Thursday, October 02, 2008

The immorality of the willfully blind

Unless they believe this

they cannot say this:

... we believe that [Ahmadinejad's] public comments have moderated somewhat over the past two years. When challenged regarding his comments about "wiping Israel off the map," Ahmadinejad has said to us in previous meetings and, at last, in interviews with both CNN and the Los Angeles Times in late September, that he is not talking about a military solution. Rather, he supports the "one-state" solution, a political resolution in which Israelis and Palestinians elect a single government to represent both peoples.

Mick Hartley expresses his wonder:

A while back - say 20, 30 years ago - it would have seemed absolutely beyond belief that so soon after the Holocaust we'd have a leading politician, the President of a country with a population of over 70 million, a country generally agreed to be a major world player, coming out with this kind of stuff. But here we are, and here he is. Added bonus: they're well on their way to acquiring nuclear weapons.


At 2:11 AM EDT, Anonymous Anonymous said...

The Mennonites are notorious for their anti-Israeli views.

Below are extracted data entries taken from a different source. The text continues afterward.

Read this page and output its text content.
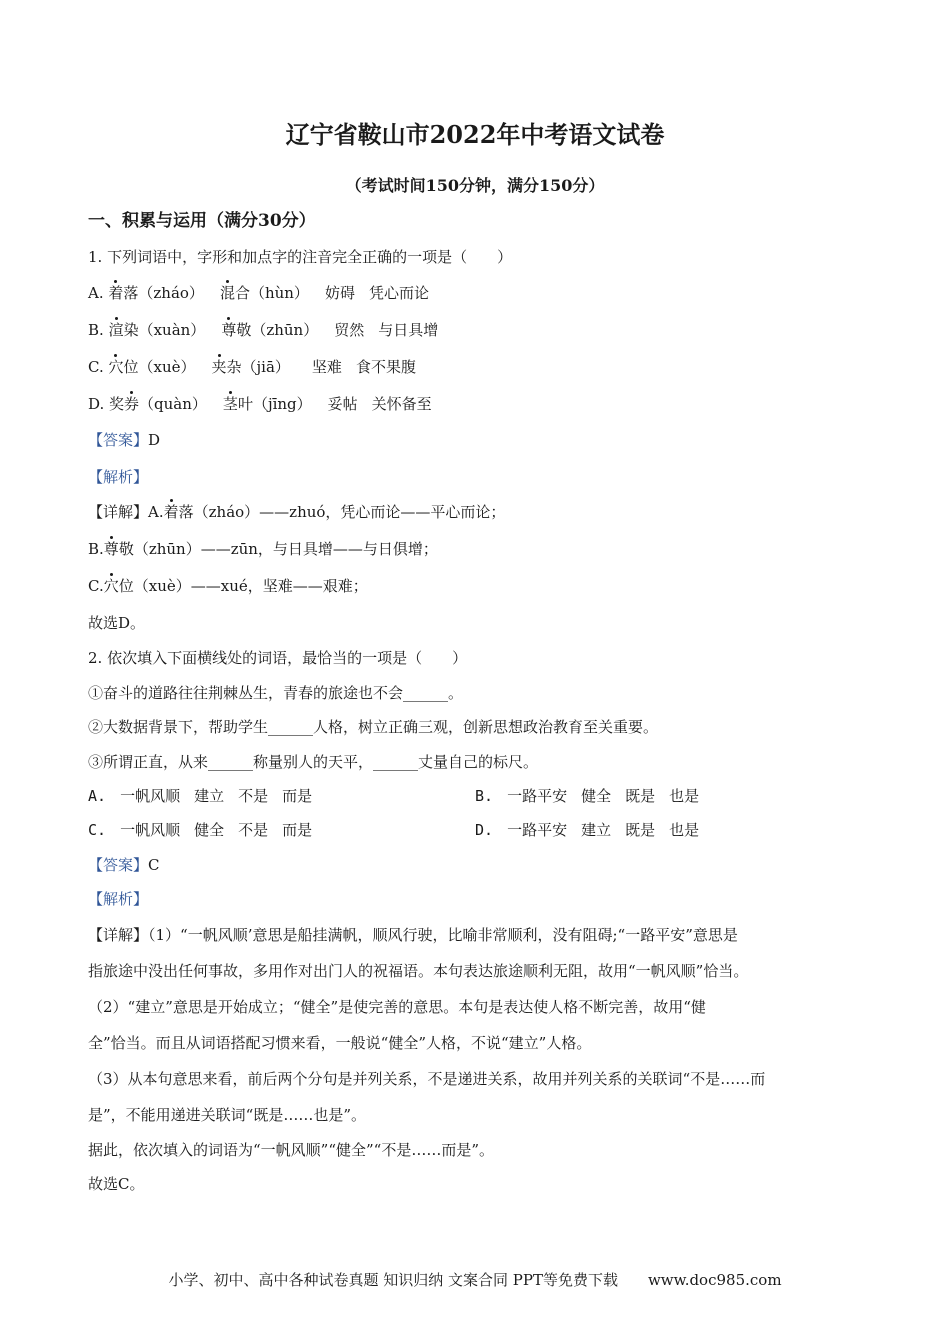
辽宁省鞍山市2022年中考语文试卷
（考试时间150分钟，满分150分）
一、积累与运用（满分30分）
1. 下列词语中，字形和加点字的注音完全正确的一项是（　　）
A. 着落（zháo） 混合（hùn） 妨碍 凭心而论
B. 渲染（xuàn） 尊敬（zhūn） 贸然 与日具增
C. 穴位（xuè） 夹杂（jiā） 坚难 食不果腹
D. 奖券（quàn） 茎叶（jīng） 妥帖 关怀备至
【答案】D
【解析】
【详解】A.着落（zháo）——zhuó，凭心而论——平心而论；
B.尊敬（zhūn）——zūn，与日具增——与日俱增；
C.穴位（xuè）——xué，坚难——艰难；
故选D。
2. 依次填入下面横线处的词语，最恰当的一项是（　　）
①奋斗的道路往往荆棘丛生，青春的旅途也不会______。
②大数据背景下，帮助学生______人格，树立正确三观，创新思想政治教育至关重要。
③所谓正直，从来______称量别人的天平，______丈量自己的标尺。
A. 一帆风顺 建立 不是 而是	B. 一路平安 健全 既是 也是
C. 一帆风顺 健全 不是 而是	D. 一路平安 建立 既是 也是
【答案】C
【解析】
【详解】（1）“一帆风顺’意思是船挂满帆，顺风行驶，比喻非常顺利，没有阻碍;“一路平安”意思是
指旅途中没出任何事故，多用作对出门人的祝福语。本句表达旅途顺利无阻，故用“一帆风顺”恰当。
（2）“建立”意思是开始成立；“健全”是使完善的意思。本句是表达使人格不断完善，故用“健
全”恰当。而且从词语搭配习惯来看，一般说“健全”人格，不说“建立”人格。
（3）从本句意思来看，前后两个分句是并列关系，不是递进关系，故用并列关系的关联词“不是……而
是”，不能用递进关联词“既是……也是”。
据此，依次填入的词语为“一帆风顺”“健全”“不是……而是”。
故选C。
小学、初中、高中各种试卷真题 知识归纳 文案合同 PPT等免费下载　　www.doc985.com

Like Ahmedi-Nezhad, they too would like the Jewish state to disappear, and also for theological reasons. The one-state solution is today's euphemism for destroying the Jewish state.

Like the Quakers and other pacifist Christian groups, the Mennonites have a history of publicly engaging with extremist anti-Semitic politicians, and providing them with respectability and sanitization. Their preferred methods are flattery and sycophancy. To aAhmedi-Nezhad, they say they "believe" the Holocaust happened, and in the same breath assert their Christian theological beliefs, thereby equating the two kinds of belief. If there is nothing morally wrong in non-belief in Christianity, why should there be anything morally wrong in non-belief in the Holocaust? In this way they remove moral turpitude from Ahmedi-Nezhad's Holocaust denial.

Furthermore the Mennonites (and they are not alone in this) distort the reality of the Holocaust by describing it as a tragedy rather than a crime. They thereby imply that the Jewish victims were players in a chain of events that were inevitable and unstoppable, and that the German perpetrators were also impelled by forces beyond their control. So the Germans were no more guilty than the Jews - all participants in a tragedy are equally culpable, after all.

The Mennonites are largely of German origin.